In [1]:
import os
from dotenv import load_dotenv
import pandas as pd
from sqlalchemy import create_engine, text, inspect

Load in the CSV data file to convert it to Postgres Table

In [2]:
## run --name is for new containers
# docker run --name my-postgres \
#   -e POSTGRES_USER=postgresuser \
#   -e POSTGRES_PASSWORD=postgressql \
#   -e POSTGRES_DB=movies \
#   -p 5432:5432 \
#   -d postgres:14

In [2]:
# file path
csv_path = 'data/actor-films.csv'

df = pd.read_csv(csv_path)
print(f"Loaded {len(df)} rows from CSV.")

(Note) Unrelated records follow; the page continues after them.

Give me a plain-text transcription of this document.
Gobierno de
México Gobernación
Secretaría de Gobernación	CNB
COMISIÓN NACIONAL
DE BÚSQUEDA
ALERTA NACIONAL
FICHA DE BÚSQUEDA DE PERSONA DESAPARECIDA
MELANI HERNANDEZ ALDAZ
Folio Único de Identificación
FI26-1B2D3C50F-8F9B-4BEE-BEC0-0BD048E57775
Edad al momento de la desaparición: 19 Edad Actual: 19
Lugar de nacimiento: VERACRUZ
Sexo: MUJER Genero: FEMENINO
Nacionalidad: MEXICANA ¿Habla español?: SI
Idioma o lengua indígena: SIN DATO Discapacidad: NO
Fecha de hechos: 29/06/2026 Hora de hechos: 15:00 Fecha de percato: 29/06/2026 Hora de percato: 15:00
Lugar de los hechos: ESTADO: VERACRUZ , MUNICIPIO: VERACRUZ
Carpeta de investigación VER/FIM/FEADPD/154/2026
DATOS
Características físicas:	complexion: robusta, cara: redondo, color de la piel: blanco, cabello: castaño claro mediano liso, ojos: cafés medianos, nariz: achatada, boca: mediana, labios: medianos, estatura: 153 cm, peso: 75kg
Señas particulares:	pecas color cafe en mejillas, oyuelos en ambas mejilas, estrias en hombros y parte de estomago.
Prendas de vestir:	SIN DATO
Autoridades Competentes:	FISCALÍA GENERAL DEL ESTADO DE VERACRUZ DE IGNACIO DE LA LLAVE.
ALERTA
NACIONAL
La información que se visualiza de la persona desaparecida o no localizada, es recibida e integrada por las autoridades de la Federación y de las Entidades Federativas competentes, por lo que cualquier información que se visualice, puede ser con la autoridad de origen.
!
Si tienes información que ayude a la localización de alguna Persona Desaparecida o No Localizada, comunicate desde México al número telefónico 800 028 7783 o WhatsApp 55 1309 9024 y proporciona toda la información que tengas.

Loaded 169770 rows from CSV.


In [None]:
def query_sql(sql_engine, sql_statement):
     """Executes standard sql query with sql alchemy engine and sql command"""
     return pd.read_sql_query(sql_statement, sql_engine)

def execute_sql(sql_engine, sql_statement):
    """Executes sql action with sql alchemy engine and sql command"""
    with sql_engine.connect() as conn:
        result = conn.execute(text(sql_statement))
        if conn.commit():
            print("Executions Succesful")

def inspect_database(sql_engine):
    """Inspects and prints active table names"""
    database_inspector = inspect(sql_engine)
    tables = database_inspector.get_table_names()
    print("Tables in the database:", tables)

In [4]:
# Load .env file and get username and password
load_dotenv()

DB_USER = os.getenv("DB_USER")
DB_PASSWORD = os.getenv("DB_PASSWORD")
DB_HOST = os.getenv("DB_HOST")
DB_PORT = os.getenv("DB_PORT")
DB_NAME = os.getenv("DB_NAME")

In [5]:
# Postgres connection details
username = DB_USER
password = DB_PASSWORD
host = DB_HOST
port = DB_PORT
database = DB_NAME

# Create the SQLalchemy engine
engine = create_engine(f'postgresql://{username}:{password}@{host}:{port}/{database}')

# Test connection
with engine.connect() as conn:
    result = conn.execute(text("SELECT version();"))
    version = result.fetchone()
    print("Connected to:", version[0])

Connected to: PostgreSQL 14.15 (Debian 14.15-1.pgdg120+1) on x86_64-pc-linux-gnu, compiled by gcc (Debian 12.2.0-14) 12.2.0, 64-bit


In [6]:
inspect_database(engine)

Tables in the database: ['actor_films', 'actors']


In [None]:
# Drop table and types if they already exist
drop_data="""
DROP TABLE IF EXISTS actor_films;
DROP TABLE IF EXISTS actors;
DROP TYPE IF EXISTS films;
DROP TYPE IF EXISTS quality_class;
"""
execute_sql(engine, drop_data)

In [21]:
inspect_database(engine)

Tables in the database: []


In [7]:
# Write DataFrame to Postgres table named 'actor_films'
df.to_sql('actor_films', engine, if_exists='replace', index=False)
print("Data loaded into Postgres successfully!")

Data loaded into Postgres successfully!


In [8]:
# Query back data from Postgres
result = pd.read_sql_query("SELECT * FROM actor_films LIMIT 5;", engine)
result


Unnamed: 0,actor,actorid,film,year,votes,rating,filmid
0,Fred Astaire,nm0000001,Ghost Story,1981,7731,6.3,tt0082449
1,Fred Astaire,nm0000001,The Purple Taxi,1977,533,6.6,tt0076851
2,Fred Astaire,nm0000001,The Amazing Dobermans,1976,369,5.3,tt0074130
3,Fred Astaire,nm0000001,The Towering Inferno,1974,39888,7.0,tt0072308
4,Lauren Bacall,nm0000002,Ernest & Celestine,2012,18793,7.9,tt1816518


In [12]:
query_sql(engine, "SELECT * FROM actor_films WHERE actor = 'Hugh Jackman';")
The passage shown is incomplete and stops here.